Questa metodologia riduce di molto i tempi di trattamento?

«I tempi di trattamento sono ridotti drasticamente. Basti pensare che dopo una seduta di poco più di un’ora, viene montata al paziente la sua nuova protesi fissa sostenuta dagli impianti appena inseriti (carico immediato), dandogli la possibilità di masticare e sorridere immediatamente. In passato erano necessari mesi o addirittura anni per poter raggiungere questi risultati. In pratica si può dire che con l’implantologia computer guidata, i portatori di protesi totale o parziale mobile possono dare “un calcio” alla dentiera in un sol colpo». È una metodologia utilizzabile per qualunque paziente?

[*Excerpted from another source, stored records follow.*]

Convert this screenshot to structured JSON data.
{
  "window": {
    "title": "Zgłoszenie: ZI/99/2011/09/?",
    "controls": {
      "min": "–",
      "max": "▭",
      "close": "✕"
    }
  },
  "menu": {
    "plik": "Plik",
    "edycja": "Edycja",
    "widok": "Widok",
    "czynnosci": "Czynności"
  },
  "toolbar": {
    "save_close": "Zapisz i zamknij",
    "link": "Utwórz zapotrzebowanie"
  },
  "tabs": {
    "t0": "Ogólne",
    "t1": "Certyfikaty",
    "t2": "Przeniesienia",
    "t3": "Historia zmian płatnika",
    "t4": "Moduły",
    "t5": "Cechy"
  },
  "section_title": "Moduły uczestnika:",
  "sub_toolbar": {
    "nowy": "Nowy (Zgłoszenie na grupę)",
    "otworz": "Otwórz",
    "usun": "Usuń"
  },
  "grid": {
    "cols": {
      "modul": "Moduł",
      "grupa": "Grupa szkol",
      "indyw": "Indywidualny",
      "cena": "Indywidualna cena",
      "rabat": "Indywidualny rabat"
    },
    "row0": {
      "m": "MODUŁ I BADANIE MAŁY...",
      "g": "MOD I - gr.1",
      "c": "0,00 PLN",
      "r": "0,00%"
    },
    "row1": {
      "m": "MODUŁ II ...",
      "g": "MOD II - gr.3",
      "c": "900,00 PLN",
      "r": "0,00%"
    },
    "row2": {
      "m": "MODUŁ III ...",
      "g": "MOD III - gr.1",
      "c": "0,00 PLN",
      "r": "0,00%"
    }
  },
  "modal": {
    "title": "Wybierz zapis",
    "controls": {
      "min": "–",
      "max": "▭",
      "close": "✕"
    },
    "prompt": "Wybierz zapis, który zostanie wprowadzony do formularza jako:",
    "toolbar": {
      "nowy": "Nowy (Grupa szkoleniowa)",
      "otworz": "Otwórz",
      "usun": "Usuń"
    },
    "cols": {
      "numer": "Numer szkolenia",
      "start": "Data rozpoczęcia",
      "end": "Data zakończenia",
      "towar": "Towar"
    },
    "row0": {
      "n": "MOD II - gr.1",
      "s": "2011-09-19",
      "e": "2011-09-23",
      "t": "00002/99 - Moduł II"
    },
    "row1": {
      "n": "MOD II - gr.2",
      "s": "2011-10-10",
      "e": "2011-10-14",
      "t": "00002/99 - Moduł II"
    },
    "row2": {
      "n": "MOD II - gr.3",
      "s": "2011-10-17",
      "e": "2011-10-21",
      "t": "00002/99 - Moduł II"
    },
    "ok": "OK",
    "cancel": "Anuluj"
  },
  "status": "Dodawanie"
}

«Poiché l’implantologia guidata dal computer, o Computer Guided Implantology C.G.I., consente degli interventi minimamente invasivi, è particolarmente indicata per i pazienti normalmente considerati a rischio di insuccesso. L’unico limite reale all’applicazione di questa metodica è una ridotta apertura patologica della bocca o un’angusta dimensione della rima labiale. Si tratta, quindi, di una metodologia che consente di operare in grande sicurezza e con precisione sub millimetrica accurata, accorciando di molto i tempi di trattamento e quindi adatta e consigliabile a tutti».